Clashes erupted between pro-Muslim Brotherhood students and students who support Defense Minister Abdel Fattah al-Sisi at Cairo University on Tuesday. Clashes began after the the pro-Brotherhood students chanted against the army and al-Sisi. Campus security intervened to separate the two groups as they engaged in a fist fight and beat each other with belts. Security also closed the doors to the university’s administrative offices to prevent the students from breaking into them like they did on Monday.
The move isn’t a rhetorical quirk. Sisi is riding high:
Galal’s chocolates are just one manifestation of a huge wave of popular support for General Sisi, the intensity of which has not been matched in Egypt since the days of Gamal Abdel Nasser, the widely loved autocrat who ruled the country during the 50s and 60s… Many Egyptians laud Sisi for rescuing the country from ex-president Mohamed Morsi, an Islamist whose opponents felt was trying to rob Egypt of its moderate character. After nearly three years of post-revolutionary chaos, they also see Sisi as the restorer of stability – despite a rise in state-sponsored killing since Morsi’s ousting. “There’s this feeling that the country was a little bit lost. There haven’t been any stable institutions for quite a while – and the military was seen as the last bastion of stability and recourse,” said Bassem Sabry, a prominent Egyptian columnist.
Most directly at stake is the Egyptian presidency. Sisi is being called upon supporters to run. He is broadly seen as a unifying figure. The general is being immortalized in candies and jewelry, and people are naming their children after him.
That said, observers have noted that the situation is “complicated and fraught with danger,” as Sisi may risk being seen as having consolidated a military coup.
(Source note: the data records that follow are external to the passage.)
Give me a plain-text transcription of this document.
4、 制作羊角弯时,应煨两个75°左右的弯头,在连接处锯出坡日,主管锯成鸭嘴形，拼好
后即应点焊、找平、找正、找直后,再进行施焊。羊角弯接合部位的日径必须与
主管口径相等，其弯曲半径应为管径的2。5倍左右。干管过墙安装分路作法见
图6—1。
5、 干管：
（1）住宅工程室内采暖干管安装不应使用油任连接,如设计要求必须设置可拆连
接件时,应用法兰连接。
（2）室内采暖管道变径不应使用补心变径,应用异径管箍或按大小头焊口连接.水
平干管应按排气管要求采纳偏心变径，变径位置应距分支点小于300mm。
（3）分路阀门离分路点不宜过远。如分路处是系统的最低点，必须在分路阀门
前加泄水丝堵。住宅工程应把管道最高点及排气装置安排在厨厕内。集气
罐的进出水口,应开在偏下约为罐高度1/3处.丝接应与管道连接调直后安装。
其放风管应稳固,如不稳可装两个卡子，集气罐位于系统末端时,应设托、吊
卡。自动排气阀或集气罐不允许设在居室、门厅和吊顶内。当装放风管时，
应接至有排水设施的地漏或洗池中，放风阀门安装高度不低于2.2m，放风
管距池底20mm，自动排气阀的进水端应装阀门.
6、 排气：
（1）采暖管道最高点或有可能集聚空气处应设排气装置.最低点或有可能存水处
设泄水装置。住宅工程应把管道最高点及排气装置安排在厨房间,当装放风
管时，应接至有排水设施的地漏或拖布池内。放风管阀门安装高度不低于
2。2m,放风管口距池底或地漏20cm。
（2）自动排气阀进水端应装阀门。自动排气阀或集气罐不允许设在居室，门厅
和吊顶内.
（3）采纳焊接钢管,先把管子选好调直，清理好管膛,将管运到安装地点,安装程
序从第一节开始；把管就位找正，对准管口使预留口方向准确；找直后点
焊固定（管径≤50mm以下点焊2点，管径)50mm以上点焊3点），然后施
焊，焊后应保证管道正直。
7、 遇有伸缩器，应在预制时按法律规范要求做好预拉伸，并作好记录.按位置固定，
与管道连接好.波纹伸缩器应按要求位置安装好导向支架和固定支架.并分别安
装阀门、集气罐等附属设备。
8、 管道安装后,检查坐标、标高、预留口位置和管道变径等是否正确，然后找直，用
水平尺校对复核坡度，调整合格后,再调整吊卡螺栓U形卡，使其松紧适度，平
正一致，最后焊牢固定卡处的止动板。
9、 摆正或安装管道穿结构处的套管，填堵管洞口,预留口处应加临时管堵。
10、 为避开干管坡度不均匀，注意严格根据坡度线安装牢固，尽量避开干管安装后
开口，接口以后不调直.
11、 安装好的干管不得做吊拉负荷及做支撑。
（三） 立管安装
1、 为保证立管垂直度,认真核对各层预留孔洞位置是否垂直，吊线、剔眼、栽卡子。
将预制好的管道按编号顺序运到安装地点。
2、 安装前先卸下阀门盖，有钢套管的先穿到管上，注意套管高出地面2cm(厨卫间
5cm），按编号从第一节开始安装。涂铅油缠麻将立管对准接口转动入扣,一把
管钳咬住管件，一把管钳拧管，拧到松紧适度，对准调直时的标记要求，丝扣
Elements aligned with the Brotherhood and with other Egyptian Islamists have also long criticized the military officials.
In August an Al Jazeera commentator and former Muslim Brotherhood official had already described Sisi’s rise as a “Zionist plot” that had already been sketched by the notoriously anti-Semitic text Protocols of the Learned Elders of Zion. Sisi himself was accused of being Jewish.
The conspiracy theory does not seem to have significantly dented Sisi’s popularity.